Archaeological work in Harappa thereafter flagged until a new viceroy of India, Lord Curzon, pushed through the Ancient Monuments Preservation Act 1904, and appointed John Marshall to lead the ASI. Several years later, Hiranand Sastri, who had been assigned by Marshall to survey Harappa, reported it to be of non-Buddhist origin and by implication more ancient. Expropriating Harappa for the ASI under the Act, Marshall directed ASI archaeologist Daya Ram Sahni to excavate the site's two mounds.

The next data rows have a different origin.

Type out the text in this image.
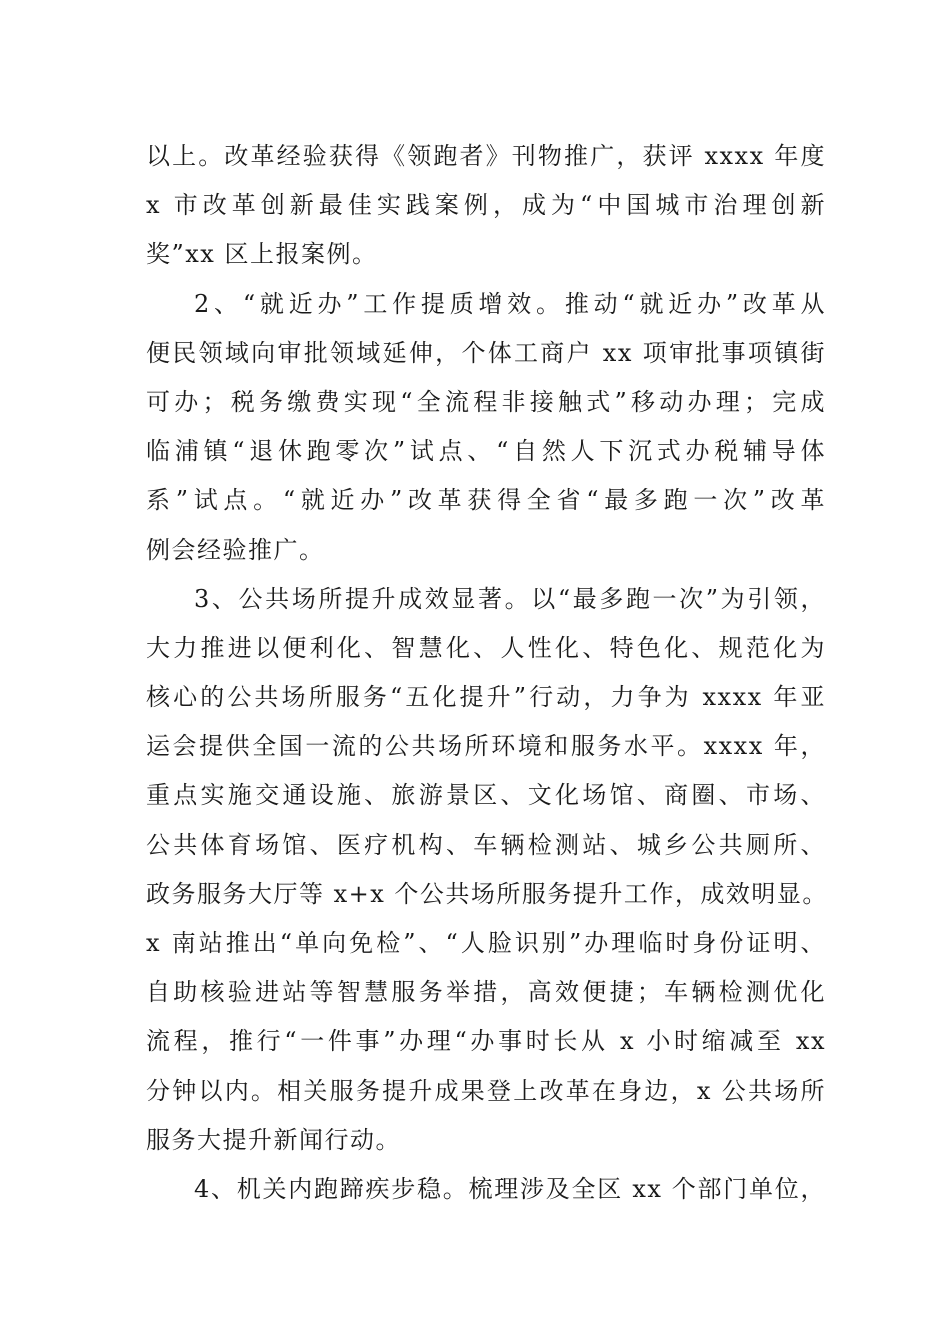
以上。改革经验获得《领跑者》刊物推广，获评 xxxx 年度
x 市改革创新最佳实践案例，成为“中国城市治理创新
奖”xx 区上报案例。
2、“就近办”工作提质增效。推动“就近办”改革从
便民领域向审批领域延伸，个体工商户 xx 项审批事项镇街
可办；税务缴费实现“全流程非接触式”移动办理；完成
临浦镇“退休跑零次”试点、“自然人下沉式办税辅导体
系”试点。“就近办”改革获得全省“最多跑一次”改革
例会经验推广。
3、公共场所提升成效显著。以“最多跑一次”为引领，
大力推进以便利化、智慧化、人性化、特色化、规范化为
核心的公共场所服务“五化提升”行动，力争为 xxxx 年亚
运会提供全国一流的公共场所环境和服务水平。xxxx 年，
重点实施交通设施、旅游景区、文化场馆、商圈、市场、
公共体育场馆、医疗机构、车辆检测站、城乡公共厕所、
政务服务大厅等 x+x 个公共场所服务提升工作，成效明显。
x 南站推出“单向免检”、“人脸识别”办理临时身份证明、
自助核验进站等智慧服务举措，高效便捷；车辆检测优化
流程，推行“一件事”办理“办事时长从 x 小时缩减至 xx
分钟以内。相关服务提升成果登上改革在身边，x 公共场所
服务大提升新闻行动。
4、机关内跑蹄疾步稳。梳理涉及全区 xx 个部门单位，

Trade networks linked this culture with related regional cultures and distant sources of raw materials, including lapis lazuli and other materials for bead-making. By this time, villagers had domesticated numerous crops, including peas, sesame seeds, dates, and cotton, as well as animals, including the water buffalo. Early Harappan communities turned to large urban centres by 2600 BCE, from where the mature Harappan phase started. The latest research shows that Indus Valley people migrated from villages to cities.
Most city dwellers appear to have been traders or artisans, who lived with others pursuing the same occupation in well-defined neighbourhoods. Materials from distant regions were used in the cities for constructing seals, beads and other objects. Among the artefacts discovered were beautiful glazed faïence beads. Steatite seals have images of animals, people (perhaps gods), and other types of inscriptions, including the yet un-deciphered writing system of the Indus Valley Civilisation. Some of the seals were used to stamp clay on trade goods.
Judging from the dispersal of Indus civilisation artefacts, the trade networks economically integrated a huge area, including portions of Afghanistan, the coastal regions of Persia, northern and western India, and Mesopotamia, leading to the development of Indus-Mesopotamia relations. Studies of tooth enamel from individuals buried at Harappa suggest that some residents had migrated to the city from beyond the Indus Valley. There is some evidence that trade contacts extended to Crete and possibly to Egypt.
The IVC has been compared in particular with the civilisations of Elam (also in the context of the Elamo-Dravidian hypothesis) and with Minoan Crete (because of isolated cultural parallels such as the ubiquitous goddess worship and depictions of bull-leaping). The IVC has been tentatively identified with the toponym Meluhha known from Sumerian records; the Sumerians called them Meluhhaites.